Pada 20 Januari 2026, DLH Kota Jambi kembali melakukan inspeksi mendadak (sidak) ke lokasi JBC. Hal ini disampaikan oleh Kabid P3HL DLH Kota Jambi, M Fauzi, yang menyebutkan bahwa sidak tersebut dipimpin langsung oleh Kepala DLH bersama tim lintas instansi.
“Pak Kadis bersama tim, Erwin dan Mulia dari Dinas Pekerjaan Umum yang diwakili oleh Ruli Siregar, serta tim ahli Prof Aswandi turun langsung melihat kondisi kolam retensi,” ujar Fauzi.
Dari hasil verifikasi lapangan, tim menemukan sejumlah persoalan krusial yang harus segera ditindaklanjuti oleh pihak JBC. Di antaranya, belum adanya pemisahan antara drainase kota dan drainase internal JBC yang seharusnya mengarah langsung ke kolam retensi milik JBC.
Selain itu, Prof Aswandi menegaskan adanya persoalan teknis pada elevasi kolam retensi dan saluran drainase. Menurutnya, kondisi saat ini berpotensi menimbulkan back water, yakni air yang justru kembali masuk ke kawasan JBC akibat perbedaan ketinggian.
“Elevasi drainase dan kolam retensi harus diperbaiki. Pilihannya meninggikan drainase atau memperdalam kolam retensi, agar air tidak berbalik masuk,” tegas Fauzi menirukan pernyataan tim ahli.
Tim DLH secara tegas meminta pihak JBC memprioritaskan pemisahan drainase antara aliran air perkotaan dan drainase JBC sebagai langkah darurat untuk mengurangi dampak banjir.
Saat ditanya soal tenggat waktu, Fauzi mengungkapkan bahwa Kepala DLH telah memberikan batas waktu yang cukup jelas.
“Pak Kadis menyampaikan, paling lambat awal bulan Ramadan ini pemisahan drainase harus sudah diselesaikan,” katanya.
Sementara terkait kewajiban pembangunan kolam retensi secara keseluruhan, Fauzi menegaskan bahwa tanggung jawab JBC tidak gugur.
“Mereka tetap wajib menyelesaikan kolam retensi sesuai dokumen lingkungan.
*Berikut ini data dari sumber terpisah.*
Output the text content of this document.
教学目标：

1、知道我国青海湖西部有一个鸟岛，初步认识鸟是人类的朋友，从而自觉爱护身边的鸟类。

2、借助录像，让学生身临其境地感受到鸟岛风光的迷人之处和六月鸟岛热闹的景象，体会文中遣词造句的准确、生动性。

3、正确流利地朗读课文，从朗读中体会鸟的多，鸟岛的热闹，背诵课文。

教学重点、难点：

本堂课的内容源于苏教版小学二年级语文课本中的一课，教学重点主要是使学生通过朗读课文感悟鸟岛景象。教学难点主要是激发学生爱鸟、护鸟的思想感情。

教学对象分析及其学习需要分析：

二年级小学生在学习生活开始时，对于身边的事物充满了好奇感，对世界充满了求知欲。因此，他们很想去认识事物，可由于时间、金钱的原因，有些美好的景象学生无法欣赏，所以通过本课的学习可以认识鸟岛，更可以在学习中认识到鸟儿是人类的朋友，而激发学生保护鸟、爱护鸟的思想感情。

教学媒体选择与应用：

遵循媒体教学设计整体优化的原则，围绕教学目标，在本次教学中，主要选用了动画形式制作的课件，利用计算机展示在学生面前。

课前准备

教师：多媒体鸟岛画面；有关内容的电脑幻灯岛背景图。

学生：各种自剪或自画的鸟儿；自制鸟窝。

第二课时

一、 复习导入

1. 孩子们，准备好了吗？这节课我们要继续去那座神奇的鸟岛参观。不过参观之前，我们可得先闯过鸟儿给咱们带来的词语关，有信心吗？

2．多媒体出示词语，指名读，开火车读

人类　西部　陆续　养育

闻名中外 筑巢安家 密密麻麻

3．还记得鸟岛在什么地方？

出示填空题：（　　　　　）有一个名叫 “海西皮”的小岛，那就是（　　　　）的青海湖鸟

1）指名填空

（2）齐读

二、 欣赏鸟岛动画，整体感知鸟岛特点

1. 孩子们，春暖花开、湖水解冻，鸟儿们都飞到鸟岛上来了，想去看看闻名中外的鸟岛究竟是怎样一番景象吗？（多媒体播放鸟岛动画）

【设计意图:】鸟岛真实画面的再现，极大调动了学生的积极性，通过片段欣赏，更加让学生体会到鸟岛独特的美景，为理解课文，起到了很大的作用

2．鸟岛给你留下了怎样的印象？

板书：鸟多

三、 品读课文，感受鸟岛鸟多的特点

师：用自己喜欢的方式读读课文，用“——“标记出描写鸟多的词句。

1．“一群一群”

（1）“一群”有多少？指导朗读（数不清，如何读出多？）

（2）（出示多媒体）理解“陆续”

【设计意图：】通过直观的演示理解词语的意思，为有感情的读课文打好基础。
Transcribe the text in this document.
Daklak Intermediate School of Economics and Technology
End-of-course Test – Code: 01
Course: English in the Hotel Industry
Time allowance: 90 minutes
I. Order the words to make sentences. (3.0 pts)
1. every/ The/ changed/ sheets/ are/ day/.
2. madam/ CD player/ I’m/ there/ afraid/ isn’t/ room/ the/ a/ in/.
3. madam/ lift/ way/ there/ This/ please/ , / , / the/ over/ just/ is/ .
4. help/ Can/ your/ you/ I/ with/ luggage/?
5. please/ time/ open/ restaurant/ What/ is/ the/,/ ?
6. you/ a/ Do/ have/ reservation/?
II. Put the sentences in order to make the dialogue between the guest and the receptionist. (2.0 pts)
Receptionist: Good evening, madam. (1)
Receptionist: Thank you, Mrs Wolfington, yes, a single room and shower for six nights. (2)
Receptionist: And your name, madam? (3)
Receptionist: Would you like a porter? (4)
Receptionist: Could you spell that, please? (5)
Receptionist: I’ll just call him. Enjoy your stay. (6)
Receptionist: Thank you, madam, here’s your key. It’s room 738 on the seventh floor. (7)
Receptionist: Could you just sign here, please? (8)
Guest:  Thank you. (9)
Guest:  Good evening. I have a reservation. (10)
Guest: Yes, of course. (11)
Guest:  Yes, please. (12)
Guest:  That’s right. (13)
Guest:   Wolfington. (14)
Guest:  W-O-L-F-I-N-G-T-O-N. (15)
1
Soal luasan nanti akan diukur oleh SDA yang lebih kompeten,” tegasnya.
Menanggapi alasan pihak JBC yang mengaku lamban karena menunggu selesainya SPK, Fauzi menyebut hal itu telah dibahas langsung di lapangan.
“Mereka bilang menunggu SPK. Tapi kemarin tim sudah minta, pemisahan drainase harus diprioritaskan dulu, kolam retensi tetap lanjut,” ungkap Fauzi.
Lambannya penyelesaian kolam retensi ini pun memunculkan pertanyaan serius di tengah publik: sejauh mana ketegasan pemerintah dalam menindak pengembang yang lalai terhadap kewajiban lingkungan, sementara masyarakat terus menjadi korban banjir berulang?
Hingga berita ini diterbitkan, pihak JBC belum memberikan keterangan resmi terkait hasil sidak dan tenggat waktu yang diberikan DLH Kota Jambi.